Ежели б до сего дня Иннокентию Просвиркину сказали, что можно проспать двадцать четыре часа кряду и не проснуться ни разу, то реакция его была бы примерно такая: «Чушь собачья! Вот что!» И он бы шумно рассмеялся в лицо сказавшему сию чушь. Но теперь же Просвиркин поднял бы на собеседника понимающие серые глаза и промолчал, что свидетельствовало обычно о его полном согласии с собеседником.
Иннокентий Алексеевич проснулся у себя в двухкомнатной квартире находящейся под номером 46 в том же доме, что и комнаты Семечкиных. Просвиркин проспал двадцать четыре часа с лишним кряду, не проснувшись за весь период сна ни разу.
Квартиру эту он занимал, а вернее сказать, делил, со своею супругой, которая ненавидела мужа лютой ненавистью и смотрела на него порой так, что ежели б взглядом можно было сжигать, то Иннокентий Алексеевич давно хранился бы в специально отведенной для него урне в виде серого праха. Причиною раздоров в семье Просвиркиных являлась религия. Отношение Иннокентия Алексеевича к религии приводило фанатичную супругу в исступленное негодование, которое изливалось из уст Ирины Александровны в виде площадной брани, извлекаемой из недр набожного мозга визгливым высоким голосом. Ирина Александровна являла собой набожную до ужаса особу, способную пренебрегать правилами хорошего тона в отношении столь ревностного защищаемого ею вопроса. Естественно, она надеялась на то, что широко рекламируемый современными священниками рай станет ее постоянным местом жительства после того, как незабвенная ее душа оставит свое бренное тело, дабы искусить лучшей жизни. Иннокентий же Просвиркин в противоположность своей второй половине был уравновешен, но слабоват на язык. Ему уже устали повторять сослуживцы и знакомые, что язык без костей является частою причиной всяческих несчастий, имеющих поганую привычку сваливаться на голову людей, обладающих столь нездоровым звуковым органом.
Ко всему прочему Иннокентий Алексеевич представлял собой атеиста до мозга костей, и был человеком, любящим говорить непечатные богопротивные речи. Не испытывая особого восхищения современной властью, Просвиркин за приемом пищи (чаще всего) поминал эту власть недобрым словом, присовокупляя к этому слова «черт» и все бранные слова, которые успели появиться в русской речи. Вот именно здесь-то и закипали скандалы, ссоры и, как любит выражаться современная молодежь, разборки, которые уже сами по себе ни в какие ворота не лезут, да к тому же делают широкую рекламу супружеским отношениям и дают богатую пищу соседям для всяческих толков и сплетен. Как ты уже понял, многоуважаемый читатель, обо всех случавшихся ссорах соседи судили лишь по очень звучному голосу благоверной супруги Просвиркина. Кстати, Иннокентий стал в последнее время подозревать, что его жена сошла с ума. Так что нежелание просыпаться и встречаться с супругой вполне объясняло столь продолжительный сон.
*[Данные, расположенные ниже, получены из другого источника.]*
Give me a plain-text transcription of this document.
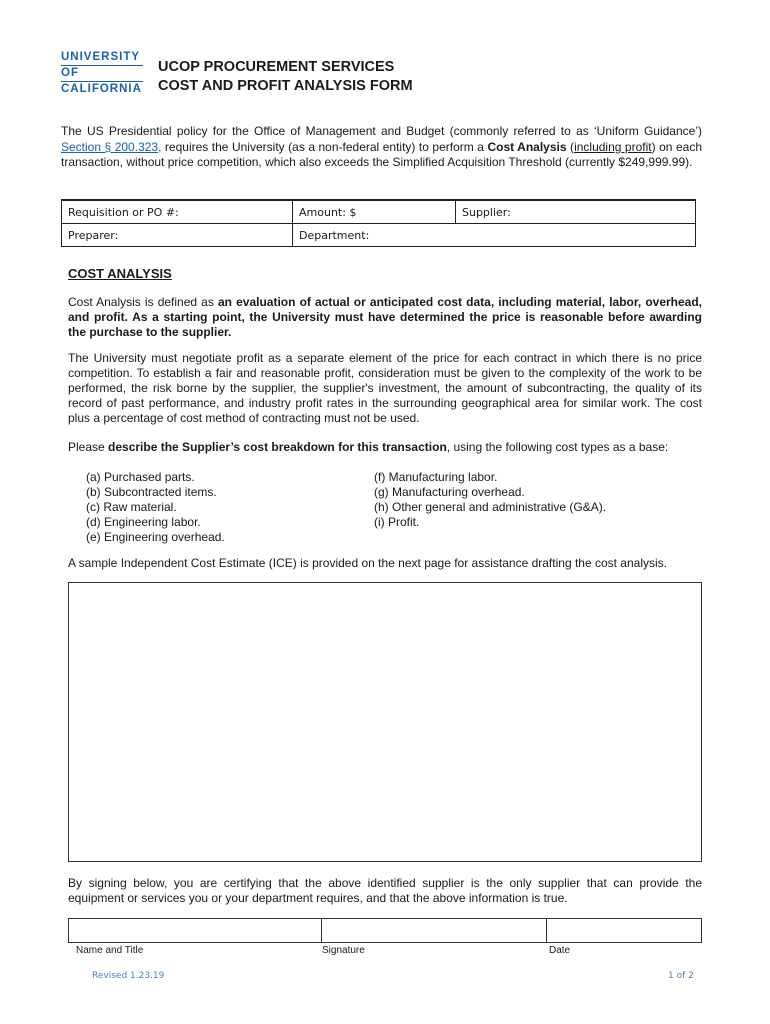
UNIVERSITY
OF
CALIFORNIA
UCOP PROCUREMENT SERVICES
COST AND PROFIT ANALYSIS FORM
The US Presidential policy for the Office of Management and Budget (commonly referred to as ‘Uniform Guidance’) Section § 200.323, requires the University (as a non-federal entity) to perform a Cost Analysis (including profit) on each transaction, without price competition, which also exceeds the Simplified Acquisition Threshold (currently $249,999.99).
Requisition or PO #:	Amount: $	Supplier:
Preparer:	Department:	
COST ANALYSIS
Cost Analysis is defined as an evaluation of actual or anticipated cost data, including material, labor, overhead, and profit. As a starting point, the University must have determined the price is reasonable before awarding the purchase to the supplier.
The University must negotiate profit as a separate element of the price for each contract in which there is no price competition. To establish a fair and reasonable profit, consideration must be given to the complexity of the work to be performed, the risk borne by the supplier, the supplier's investment, the amount of subcontracting, the quality of its record of past performance, and industry profit rates in the surrounding geographical area for similar work. The cost plus a percentage of cost method of contracting must not be used.
Please describe the Supplier’s cost breakdown for this transaction, using the following cost types as a base:
(a) Purchased parts.
(b) Subcontracted items.
(c) Raw material.
(d) Engineering labor.
(e) Engineering overhead.
(f) Manufacturing labor.
(g) Manufacturing overhead.
(h) Other general and administrative (G&A).
(i) Profit.
A sample Independent Cost Estimate (ICE) is provided on the next page for assistance drafting the cost analysis.
By signing below, you are certifying that the above identified supplier is the only supplier that can provide the equipment or services you or your department requires, and that the above information is true.
Name and Title	Signature	Date
Revised 1.23.19	1 of 2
Уважаемый читатель может возразить, а чего доброго— и упрекнуть меня, правдивого повествователя, в том, что такой семьи существовать не существует. Здесь может быть множество мнений и, вероятно, все они будут не в мою пользу. Но дело всё в том, что такие семьи существуют, но их количество настолько мало, что узнаешь об их присутствии только лишь из литературы. Но, не будем отвлекаться, а продолжим.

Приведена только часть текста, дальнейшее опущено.